I'm a graduate of an MSTP and now a senior EM resident. My residency does have a strong research program (at least as EM goes). In the interest of full disclosure, although I am going into academics I no longer plan on research being a major component of my career (completely a personal decision, no reflection on my MSTP or residency program).
I agree with Q that there are some challenges to being a physician-scientist in EM that aren't encountered in many other specialties. However, it is possible with work and I think there are some positives that MD/PhDs should consider as well.
Although basic research is rare in EM, I think there are terrific opportunities for translational research. The major areas of interest currently are in critical care and resuscitation, but the relative paucity of established investigators makes carving out a unique niche easier.

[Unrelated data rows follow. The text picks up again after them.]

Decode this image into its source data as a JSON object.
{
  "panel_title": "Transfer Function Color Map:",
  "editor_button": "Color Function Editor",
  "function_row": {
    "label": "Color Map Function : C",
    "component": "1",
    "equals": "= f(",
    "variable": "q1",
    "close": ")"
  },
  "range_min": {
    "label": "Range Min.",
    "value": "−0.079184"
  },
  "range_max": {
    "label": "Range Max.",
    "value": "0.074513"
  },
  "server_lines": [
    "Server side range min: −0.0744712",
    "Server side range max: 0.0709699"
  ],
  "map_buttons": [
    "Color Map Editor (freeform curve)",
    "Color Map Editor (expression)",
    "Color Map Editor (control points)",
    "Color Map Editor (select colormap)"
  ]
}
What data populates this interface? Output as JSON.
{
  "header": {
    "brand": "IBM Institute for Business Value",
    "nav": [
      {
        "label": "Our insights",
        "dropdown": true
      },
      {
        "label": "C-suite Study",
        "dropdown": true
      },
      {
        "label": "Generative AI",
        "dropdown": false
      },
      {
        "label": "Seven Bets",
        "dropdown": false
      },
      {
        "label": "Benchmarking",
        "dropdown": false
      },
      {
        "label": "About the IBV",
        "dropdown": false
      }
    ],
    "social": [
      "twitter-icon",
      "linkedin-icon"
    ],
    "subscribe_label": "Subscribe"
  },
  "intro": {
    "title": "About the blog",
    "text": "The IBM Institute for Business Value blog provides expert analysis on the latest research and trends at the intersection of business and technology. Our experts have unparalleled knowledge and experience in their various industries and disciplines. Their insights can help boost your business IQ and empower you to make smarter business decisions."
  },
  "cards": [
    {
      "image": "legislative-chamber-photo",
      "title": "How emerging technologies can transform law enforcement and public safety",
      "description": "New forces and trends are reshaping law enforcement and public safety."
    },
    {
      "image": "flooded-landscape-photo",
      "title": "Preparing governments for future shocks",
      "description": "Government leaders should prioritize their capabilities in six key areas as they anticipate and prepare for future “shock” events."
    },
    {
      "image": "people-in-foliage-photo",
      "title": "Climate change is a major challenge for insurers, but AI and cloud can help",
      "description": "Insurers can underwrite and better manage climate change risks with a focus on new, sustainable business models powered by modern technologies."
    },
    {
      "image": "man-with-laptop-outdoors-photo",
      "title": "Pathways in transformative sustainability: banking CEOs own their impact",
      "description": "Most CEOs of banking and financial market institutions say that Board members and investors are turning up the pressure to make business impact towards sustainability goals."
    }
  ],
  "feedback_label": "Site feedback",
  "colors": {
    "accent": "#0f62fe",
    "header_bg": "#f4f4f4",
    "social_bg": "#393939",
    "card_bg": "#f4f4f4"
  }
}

Clinical research is the larger area of EM research currently. EM is huge on clinical decision rules and there are several well-established groups running multiple large clinical trials. Note, however, that this kind of research is not what the typical MD/PhD has much experience in.
It is certainly recognized that there is not enough high-quality research going in EM, and there are efforts to change this. Within the last few years the NIH established the Office of Emergency Care Research to help coordinate research in EM (one disadvantage that I hadn't mentioned was funding, as EM research often doesn't fit well into one of the NIH institutes). In addition, there are EM programs with research fellowships (my program has one, for example).
The flexibility of shift work in EM has its advantages too, since as you get funded it's fairly easy to buy down your number of shifts. The established investigators at my program have 50% or less of their time being clinical. On the other side of the coin, EM of course involves nights and weekends and unless yo are very senior you will be expected to do your share.
There does anecdotally seem to be more interest in EM among MD/PhDs, although I'm not sure this is separate from the general increasing interest in EM. Prior to 2010, my MSTP had only had one student match in EM in their 20+ year history, and now matches one about every other year.